O enfoque diferenciado deve-se ao empenho de Loreane e da professora Vilma Maria Rodrigues Chofard, que participaram do curso de extensão ''História da África e Afro Brasileira'', oferecido pelo Núcleo de Estudo Afro Asiático (NEAA), da Universidade Estadual de Londrina. ''No meu caso, aproveitei para aprender novas brincadeiras como a das sementes de baobá, que no Brasil chamamos de jogo das pedrinhas ou Três Maria'', conta Vilma. ''Outro aspecto muito importante para mim foi que eu consegui quebrar um tabu com relação à religiosidade africana. Aprendi sobre suas tradições ancestrais e isso abriu a minha mente'', garante.

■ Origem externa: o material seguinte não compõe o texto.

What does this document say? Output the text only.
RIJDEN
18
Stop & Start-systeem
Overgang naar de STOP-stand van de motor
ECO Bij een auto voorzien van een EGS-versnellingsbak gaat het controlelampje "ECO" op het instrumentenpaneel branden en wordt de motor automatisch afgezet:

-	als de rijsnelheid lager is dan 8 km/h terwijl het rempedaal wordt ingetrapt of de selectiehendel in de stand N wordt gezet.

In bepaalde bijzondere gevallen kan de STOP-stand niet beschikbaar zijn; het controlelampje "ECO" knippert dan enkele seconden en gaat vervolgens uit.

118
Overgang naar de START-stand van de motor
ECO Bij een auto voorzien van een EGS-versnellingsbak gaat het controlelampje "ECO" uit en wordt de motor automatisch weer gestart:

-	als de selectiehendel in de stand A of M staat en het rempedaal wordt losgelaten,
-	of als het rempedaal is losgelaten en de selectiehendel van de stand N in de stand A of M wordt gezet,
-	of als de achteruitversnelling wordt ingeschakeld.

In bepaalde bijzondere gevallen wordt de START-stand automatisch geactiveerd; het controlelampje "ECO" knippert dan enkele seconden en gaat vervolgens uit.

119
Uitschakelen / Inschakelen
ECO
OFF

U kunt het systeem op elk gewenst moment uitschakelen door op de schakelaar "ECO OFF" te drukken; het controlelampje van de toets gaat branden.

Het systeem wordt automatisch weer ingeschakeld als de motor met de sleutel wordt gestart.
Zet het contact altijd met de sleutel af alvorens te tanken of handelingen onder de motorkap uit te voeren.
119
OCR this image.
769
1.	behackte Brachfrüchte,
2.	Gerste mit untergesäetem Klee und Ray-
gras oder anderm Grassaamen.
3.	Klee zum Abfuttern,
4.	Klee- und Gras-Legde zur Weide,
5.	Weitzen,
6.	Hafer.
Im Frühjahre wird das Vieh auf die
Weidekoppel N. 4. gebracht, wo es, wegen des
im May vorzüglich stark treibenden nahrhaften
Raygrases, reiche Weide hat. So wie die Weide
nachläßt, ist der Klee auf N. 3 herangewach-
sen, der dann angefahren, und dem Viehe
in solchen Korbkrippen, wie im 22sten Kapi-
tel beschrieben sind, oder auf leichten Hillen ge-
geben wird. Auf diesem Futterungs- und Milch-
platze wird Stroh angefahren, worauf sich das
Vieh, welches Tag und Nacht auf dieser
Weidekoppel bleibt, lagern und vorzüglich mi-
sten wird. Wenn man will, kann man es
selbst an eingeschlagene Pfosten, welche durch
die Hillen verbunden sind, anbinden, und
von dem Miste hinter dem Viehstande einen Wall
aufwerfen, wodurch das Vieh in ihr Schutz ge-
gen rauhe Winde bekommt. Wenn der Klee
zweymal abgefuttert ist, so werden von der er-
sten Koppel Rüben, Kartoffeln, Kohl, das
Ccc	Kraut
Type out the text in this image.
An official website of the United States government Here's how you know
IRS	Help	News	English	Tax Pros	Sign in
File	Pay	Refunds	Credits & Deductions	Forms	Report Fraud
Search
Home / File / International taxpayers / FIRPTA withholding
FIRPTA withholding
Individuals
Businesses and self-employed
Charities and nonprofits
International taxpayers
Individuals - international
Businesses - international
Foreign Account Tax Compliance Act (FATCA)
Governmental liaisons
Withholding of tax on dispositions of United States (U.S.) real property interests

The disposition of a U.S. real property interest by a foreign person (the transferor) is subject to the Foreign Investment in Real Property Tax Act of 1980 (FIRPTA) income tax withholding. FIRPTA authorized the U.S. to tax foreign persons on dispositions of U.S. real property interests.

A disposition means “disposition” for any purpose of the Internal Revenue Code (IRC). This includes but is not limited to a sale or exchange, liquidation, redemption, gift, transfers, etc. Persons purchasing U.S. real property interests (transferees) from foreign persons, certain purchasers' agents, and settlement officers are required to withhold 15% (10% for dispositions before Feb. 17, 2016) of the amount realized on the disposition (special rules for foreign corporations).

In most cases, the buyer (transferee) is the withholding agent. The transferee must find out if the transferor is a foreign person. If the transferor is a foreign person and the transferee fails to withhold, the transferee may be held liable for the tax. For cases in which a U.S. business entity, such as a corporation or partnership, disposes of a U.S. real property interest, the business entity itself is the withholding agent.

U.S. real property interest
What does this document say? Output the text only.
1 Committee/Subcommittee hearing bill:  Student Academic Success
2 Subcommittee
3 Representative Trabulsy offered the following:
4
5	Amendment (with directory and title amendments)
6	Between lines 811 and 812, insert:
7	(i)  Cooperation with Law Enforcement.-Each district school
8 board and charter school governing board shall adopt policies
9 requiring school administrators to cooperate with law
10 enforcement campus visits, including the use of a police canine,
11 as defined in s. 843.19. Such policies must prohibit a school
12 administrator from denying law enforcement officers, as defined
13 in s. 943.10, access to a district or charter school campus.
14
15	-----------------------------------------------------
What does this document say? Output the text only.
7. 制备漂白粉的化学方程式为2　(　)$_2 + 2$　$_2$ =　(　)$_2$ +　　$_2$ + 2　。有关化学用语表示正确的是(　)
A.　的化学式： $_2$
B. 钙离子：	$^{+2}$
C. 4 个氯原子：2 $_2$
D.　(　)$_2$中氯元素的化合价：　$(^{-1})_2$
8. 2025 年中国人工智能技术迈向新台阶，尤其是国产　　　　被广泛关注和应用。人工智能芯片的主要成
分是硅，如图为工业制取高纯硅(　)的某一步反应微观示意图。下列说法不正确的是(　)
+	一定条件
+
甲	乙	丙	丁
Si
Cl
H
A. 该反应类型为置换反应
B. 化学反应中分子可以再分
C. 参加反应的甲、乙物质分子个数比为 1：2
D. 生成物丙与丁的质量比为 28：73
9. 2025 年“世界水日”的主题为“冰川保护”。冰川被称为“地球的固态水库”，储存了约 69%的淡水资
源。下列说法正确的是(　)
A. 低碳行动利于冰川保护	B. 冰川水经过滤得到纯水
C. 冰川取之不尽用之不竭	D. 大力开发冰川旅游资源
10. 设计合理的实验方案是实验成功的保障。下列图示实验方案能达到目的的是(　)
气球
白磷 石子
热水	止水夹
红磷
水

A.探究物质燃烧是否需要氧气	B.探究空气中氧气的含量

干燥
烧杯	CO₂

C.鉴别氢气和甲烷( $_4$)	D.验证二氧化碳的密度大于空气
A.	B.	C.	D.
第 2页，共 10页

A diretora Elaine Fernandes Possani considera uma vantagem o fato da sua escola ser de período integral, o que favorece, segundo ela, uma abordagem mais criativa e aprofundada dos conteúdos curriculares. ''Os alunos precisam ter consciência do mundo lá fora, ver de perto, andar pelo bairro, e apesar de toda cobrança que a sociedade faz sobre a escola, realmente devemos fazer o nosso máximo para a formação integral do cidadão'', conclui. Definitivamente a grandeza da vida está na diversidade. (A.P.N)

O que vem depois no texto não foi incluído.